II. A Reforma na França
No início do século XVI, a França era a maior
potência da Europa, sendo governada por monarcas absolutistas. Além
disso, desde o século XIII firmara-se a idéia de que a Igreja
francesa tinha uma posição privilegiada em relação a
Roma ("galicanismo"), o que certamente interessava aos reis. No início do
seu reinado, Francisco I (1515-47) firmou com o papa Leão X a
Concordata de Bolonha (1516), que aumentou sensivelmente o poder da coroa sobre
a igreja, concedendo ao monarca o direito de indicar os bispos e outras
autoridades eclesiásticas.
Foi nesse contexto que começaram a difundir-se na França as
idéias revolucionárias pregadas pelo monge alemão Martinho
Lutero, que propunha uma radical reforma teológica e institucional da
Igreja com base nos princípios da centralidade das Escrituras, da
justificação do pecador pela graça de Deus, mediante a
fé em Jesus Cristo, e do sacerdócio universal de todos os
fiéis.
Até o final da década de 1520, Francisco I mostrou-se
tolerante para com os protestantes franceses.

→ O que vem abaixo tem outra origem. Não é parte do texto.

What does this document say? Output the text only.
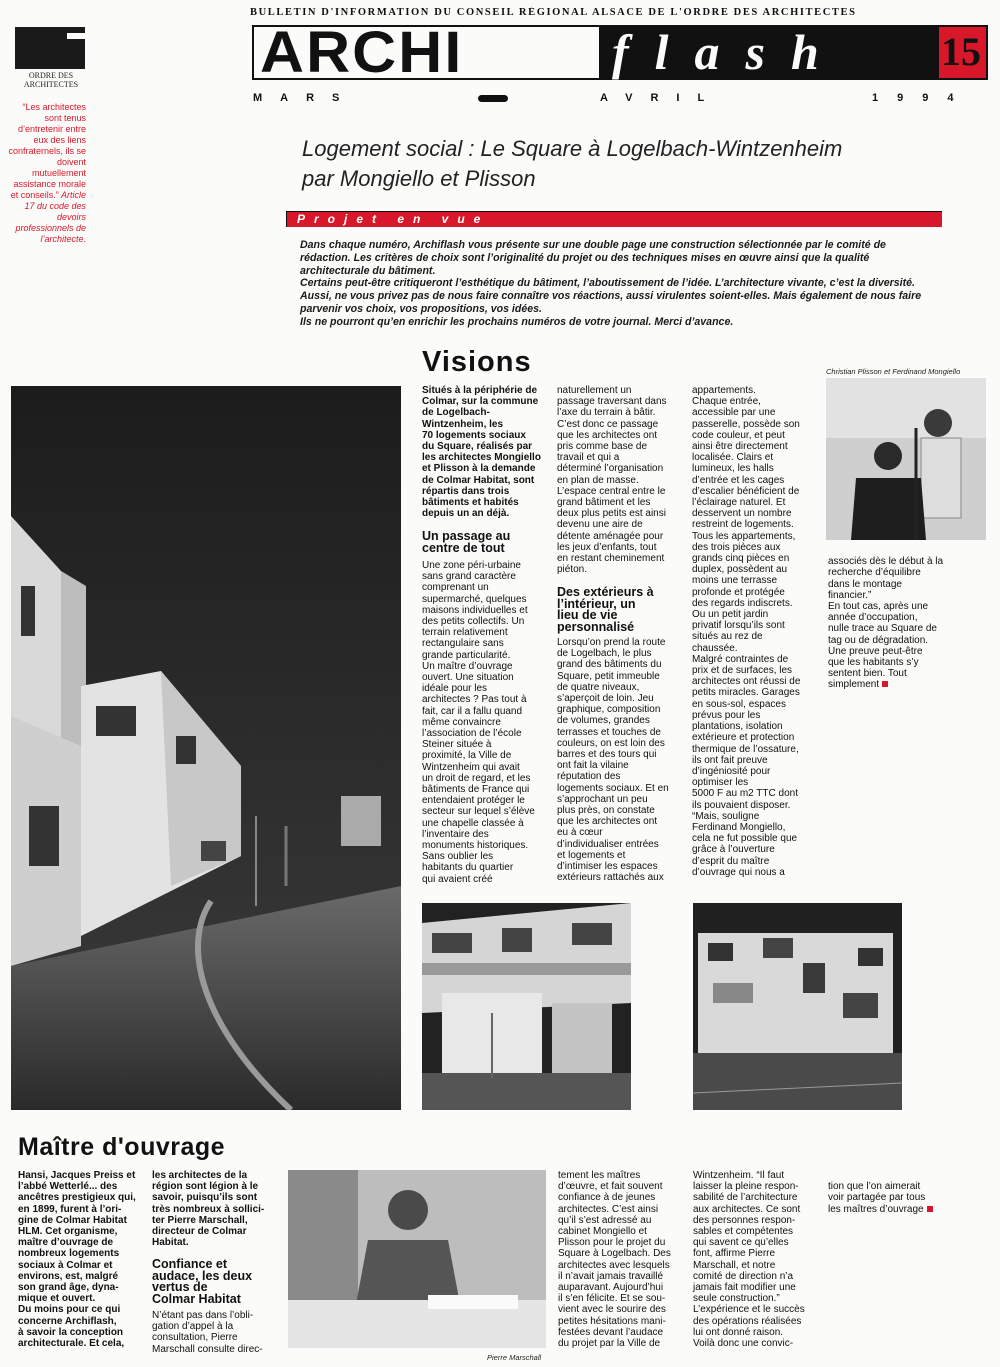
ORDRE DES ARCHITECTES
“Les architectes sont tenus d’entretenir entre eux des liens confraternels, ils se doivent mutuellement assistance morale et conseils.” Article 17 du code des devoirs professionnels de l’architecte.
BULLETIN D'INFORMATION DU CONSEIL RÉGIONAL ALSACE DE L'ORDRE DES ARCHITECTES
ARCHI	flash	15
MARS	AVRIL	1994
Logement social : Le Square à Logelbach-Wintzenheim
par Mongiello et Plisson
Projet en vue
Dans chaque numéro, Archiflash vous présente sur une double page une construction sélectionnée par le comité de
rédaction. Les critères de choix sont l’originalité du projet ou des techniques mises en œuvre ainsi que la qualité
architecturale du bâtiment.
Certains peut-être critiqueront l’esthétique du bâtiment, l’aboutissement de l’idée. L’architecture vivante, c’est la diversité.
Aussi, ne vous privez pas de nous faire connaître vos réactions, aussi virulentes soient-elles. Mais également de nous faire
parvenir vos choix, vos propositions, vos idées.
Ils ne pourront qu’en enrichir les prochains numéros de votre journal. Merci d’avance.
Visions
Situés à la périphérie de
Colmar, sur la commune
de Logelbach-
Wintzenheim, les
70 logements sociaux
du Square, réalisés par
les architectes Mongiello
et Plisson à la demande
de Colmar Habitat, sont
répartis dans trois
bâtiments et habités
depuis un an déjà.
Un passage au
centre de tout
Une zone péri-urbaine
sans grand caractère
comprenant un
supermarché, quelques
maisons individuelles et
des petits collectifs. Un
terrain relativement
rectangulaire sans
grande particularité.
Un maître d’ouvrage
ouvert. Une situation
idéale pour les
architectes ? Pas tout à
fait, car il a fallu quand
même convaincre
l’association de l’école
Steiner située à
proximité, la Ville de
Wintzenheim qui avait
un droit de regard, et les
bâtiments de France qui
entendaient protéger le
secteur sur lequel s’élève
une chapelle classée à
l’inventaire des
monuments historiques.
Sans oublier les
habitants du quartier
qui avaient créé
naturellement un
passage traversant dans
l’axe du terrain à bâtir.
C’est donc ce passage
que les architectes ont
pris comme base de
travail et qui a
déterminé l’organisation
en plan de masse.
L’espace central entre le
grand bâtiment et les
deux plus petits est ainsi
devenu une aire de
détente aménagée pour
les jeux d’enfants, tout
en restant cheminement
piéton.
Des extérieurs à
l’intérieur, un
lieu de vie
personnalisé
Lorsqu’on prend la route
de Logelbach, le plus
grand des bâtiments du
Square, petit immeuble
de quatre niveaux,
s’aperçoit de loin. Jeu
graphique, composition
de volumes, grandes
terrasses et touches de
couleurs, on est loin des
barres et des tours qui
ont fait la vilaine
réputation des
logements sociaux. Et en
s’approchant un peu
plus près, on constate
que les architectes ont
eu à cœur
d’individualiser entrées
et logements et
d’intimiser les espaces
extérieurs rattachés aux
appartements.
Chaque entrée,
accessible par une
passerelle, possède son
code couleur, et peut
ainsi être directement
localisée. Clairs et
lumineux, les halls
d’entrée et les cages
d’escalier bénéficient de
l’éclairage naturel. Et
desservent un nombre
restreint de logements.
Tous les appartements,
des trois pièces aux
grands cinq pièces en
duplex, possèdent au
moins une terrasse
profonde et protégée
des regards indiscrets.
Ou un petit jardin
privatif lorsqu’ils sont
situés au rez de
chaussée.
Malgré contraintes de
prix et de surfaces, les
architectes ont réussi de
petits miracles. Garages
en sous-sol, espaces
prévus pour les
plantations, isolation
extérieure et protection
thermique de l’ossature,
ils ont fait preuve
d’ingéniosité pour
optimiser les
5000 F au m2 TTC dont
ils pouvaient disposer.
“Mais, souligne
Ferdinand Mongiello,
cela ne fut possible que
grâce à l’ouverture
d’esprit du maître
d’ouvrage qui nous a
Christian Plisson et Ferdinand Mongiello

associés dès le début à la
recherche d’équilibre
dans le montage
financier.”
En tout cas, après une
année d’occupation,
nulle trace au Square de
tag ou de dégradation.
Une preuve peut-être
que les habitants s’y
sentent bien. Tout
simplement

Maître d'ouvrage
Hansi, Jacques Preiss et
l’abbé Wetterlé... des
ancêtres prestigieux qui,
en 1899, furent à l’ori-
gine de Colmar Habitat
HLM. Cet organisme,
maître d’ouvrage de
nombreux logements
sociaux à Colmar et
environs, est, malgré
son grand âge, dyna-
mique et ouvert.
Du moins pour ce qui
concerne Archiflash,
à savoir la conception
architecturale. Et cela,
les architectes de la
région sont légion à le
savoir, puisqu’ils sont
très nombreux à sollici-
ter Pierre Marschall,
directeur de Colmar
Habitat.
Confiance et
audace, les deux
vertus de
Colmar Habitat
N’étant pas dans l’obli-
gation d’appel à la
consultation, Pierre
Marschall consulte direc-
Pierre Marschall
tement les maîtres
d’œuvre, et fait souvent
confiance à de jeunes
architectes. C’est ainsi
qu’il s’est adressé au
cabinet Mongiello et
Plisson pour le projet du
Square à Logelbach. Des
architectes avec lesquels
il n’avait jamais travaillé
auparavant. Aujourd’hui
il s’en félicite. Et se sou-
vient avec le sourire des
petites hésitations mani-
festées devant l’audace
du projet par la Ville de
Wintzenheim. “Il faut
laisser la pleine respon-
sabilité de l’architecture
aux architectes. Ce sont
des personnes respon-
sables et compétentes
qui savent ce qu’elles
font, affirme Pierre
Marschall, et notre
comité de direction n’a
jamais fait modifier une
seule construction.”
L’expérience et le succès
des opérations réalisées
lui ont donné raison.
Voilà donc une convic-

tion que l’on aimerait
voir partagée par tous
les maîtres d’ouvrage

A tolerância do rei
transformou-se em hostilidade quando as circunstâncias políticas o
levaram a precisar do apoio da hierarquia francesa e do papa, que agora, em
troca desse apoio, exigiam a supressão dos evangélicos. Como parte
da aproximação com Roma, o rei promoveu o casamento do seu filho
Henrique com Catarina de Médici, uma sobrinha do papa Clemente VII. A
situação complicou-se ainda mais quando elementos protestantes
radicais apelaram para a violência e iconoclasmo.

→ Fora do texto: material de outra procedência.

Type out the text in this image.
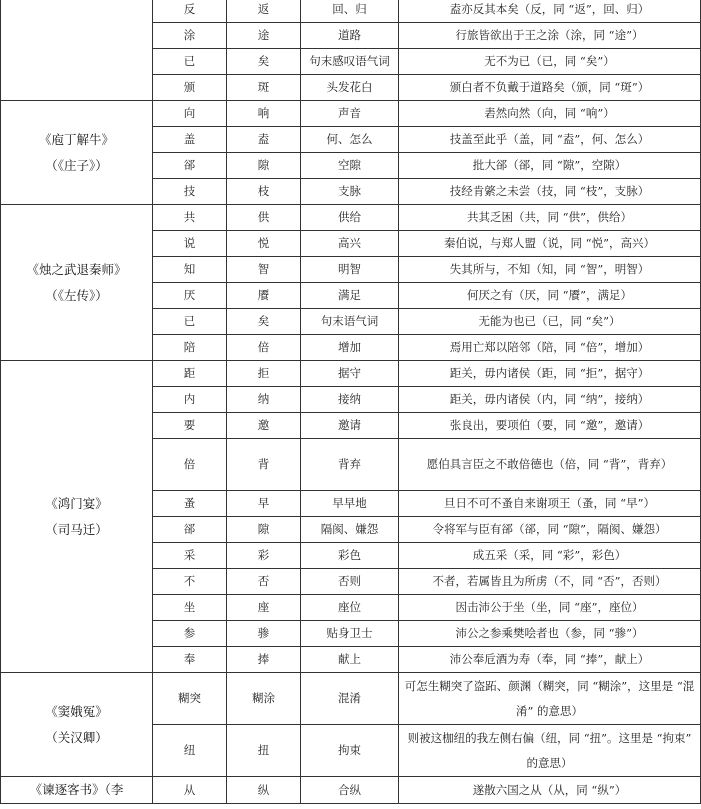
	反	返	回、归	盍亦反其本矣（反，同 “返”，回、归）
	涂	途	道路	行旅皆欲出于王之涂（涂，同 “途”）
	已	矣	句末感叹语气词	无不为已（已，同 “矣”）
	颁	斑	头发花白	颁白者不负戴于道路矣（颁，同 “斑”）

《庖丁解牛》
（《庄子》）	向	响	声音	砉然向然（向，同 “响”）
	盖	盍	何、怎么	技盖至此乎（盖，同 “盍”，何、怎么）
	郤	隙	空隙	批大郤（郤，同 “隙”，空隙）
	技	枝	支脉	技经肯綮之未尝（技，同 “枝”，支脉）

《烛之武退秦师》
（《左传》）	共	供	供给	共其乏困（共，同 “供”，供给）
	说	悦	高兴	秦伯说，与郑人盟（说，同 “悦”，高兴）
	知	智	明智	失其所与，不知（知，同 “智”，明智）
	厌	餍	满足	何厌之有（厌，同 “餍”，满足）
	已	矣	句末语气词	无能为也已（已，同 “矣”）
	陪	倍	增加	焉用亡郑以陪邻（陪，同 “倍”，增加）

《鸿门宴》
（司马迁）	距	拒	据守	距关，毋内诸侯（距，同 “拒”，据守）
	内	纳	接纳	距关，毋内诸侯（内，同 “纳”，接纳）
	要	邀	邀请	张良出，要项伯（要，同 “邀”，邀请）
	倍	背	背弃	愿伯具言臣之不敢倍德也（倍，同 “背”，背弃）
	蚤	早	早早地	旦日不可不蚤自来谢项王（蚤，同 “早”）
	郤	隙	隔阂、嫌怨	令将军与臣有郤（郤，同 “隙”，隔阂、嫌怨）
	采	彩	彩色	成五采（采，同 “彩”，彩色）
	不	否	否则	不者，若属皆且为所虏（不，同 “否”，否则）
	坐	座	座位	因击沛公于坐（坐，同 “座”，座位）
	参	骖	贴身卫士	沛公之参乘樊哙者也（参，同 “骖”）
	奉	捧	献上	沛公奉卮酒为寿（奉，同 “捧”，献上）

《窦娥冤》
（关汉卿）	糊突	糊涂	混淆	可怎生糊突了盗跖、颜渊（糊突，同 “糊涂”，这里是 “混淆” 的意思）
	纽	扭	拘束	则被这枷纽的我左侧右偏（纽，同 “扭”。这里是 “拘束” 的意思）

《谏逐客书》（李	从	纵	合纵	遂散六国之从（从，同 “纵”）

A partir de 1533, a perseguição de Francisco I contra os
protestantes alternou-se entre prisões, torturas e
execuções, e, ocasionalmente, a moderação exigida
pelas alianças com os príncipes luteranos alemães na luta
contra o imperador Carlos V. Muitos evangélicos foram protegidos da
severidade do rei pela sua própria irmã, Marguerite
d’Angoulême, esposa do rei Henrique de Navarra, outra simpatizante
das novas idéias.
Logo ficou claro que a movimento de reforma na França só
poderia prosperar com auxílio externo, e esse auxílio veio da
igreja reformada de Genebra, sob a firme liderança do mais ilustre dos
protestantes franceses, o pastor e teólogo João Calvino
(1509-1564). Calvino tornou-se conhecido em 1536, quando publicou a primeira
edição da sua importante obra, As Institutas da
Religião Cristã. À guisa de prefácio, ele
escreveu uma longa carta a Francisco I, apelando em favor dos perseguidos. Com
isso, repentinamente Calvino viu-se transformado no grande líder,
ideólogo e apologista do protestantismo francês.

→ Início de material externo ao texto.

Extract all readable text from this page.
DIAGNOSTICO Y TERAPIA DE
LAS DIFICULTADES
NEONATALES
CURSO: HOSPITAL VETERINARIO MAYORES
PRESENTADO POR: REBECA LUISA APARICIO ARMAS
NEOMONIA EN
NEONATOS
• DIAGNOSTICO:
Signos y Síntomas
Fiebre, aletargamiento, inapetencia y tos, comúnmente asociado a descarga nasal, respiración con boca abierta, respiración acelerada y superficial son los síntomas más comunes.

Infelizmente, historiadores de todos os matizes tem contribuído para
perpetuar uma visão distorcida e unilateral do grande Reformador como uma
homem frio, tirânico e implacável ("um prato cheio para os
psicanalistas"). As únicas coisas que muitos sabem sobre Calvino é
que ele postulou a doutrina da predestinação e teve uma
participação na execução de Miguel Serveto. Sua
contribuição maior como teólogo, educador e reformador
é desconhecida. Não se leva em conta que ele teve de lutar quase
toda a sua vida com as autoridades civis de Genebra para levar adiante o seu
programa de reforma. Por outro lado, durante a vida de Calvino, Genebra
tornou-se em abrigo para centenas de refugiados religiosos procedentes de toda a
Europa. Outro fato desconhecido de muitos: nos anos em que esteve em Estrasburgo
(1538-41), Calvino participou de diversas conferências interconfessionais
que visavam a aproximação dos diferentes grupos religiosos da
Europa.
Nos anos seguintes, dezenas de pastores treinados em Genebra
começaram a ser enviados à França para organizar
igrejas. Os primeiros evangélicos da França eram chamados
de huguenotes, mas eles mesmos preferiam o nome "reformados." As igrejas
pioneiras de Meaux e Nîmes (1546-47) foram dispersas pela
perseguição. O martírio dos Catorze de Meaux, por terem
celebrado a Comunhão, foi particularmente odioso. Todos foram submetidos
a terríveis torturas, mas recusaram-se a revelar os nomes de outros
correligionários. Mais tarde, muitos mártires, antes de serem
queimados, teriam suas línguas cortadas, para que não
testificassem acerca da sua fé.
O filho de Francisco I, Henrique II (1547-59), foi ainda mais
rigoroso que o seu pai, promulgando editos de punição aos hereges
e instituindo um tribunal especial para casos de heresia, a Câmara
Ardente. Assim, antes de serem infiltrados na França, os pastores de
Genebra muitas vezes transferiam suas propriedades para as suas famílias,
pois sabiam que provavelmente não retornariam vivos.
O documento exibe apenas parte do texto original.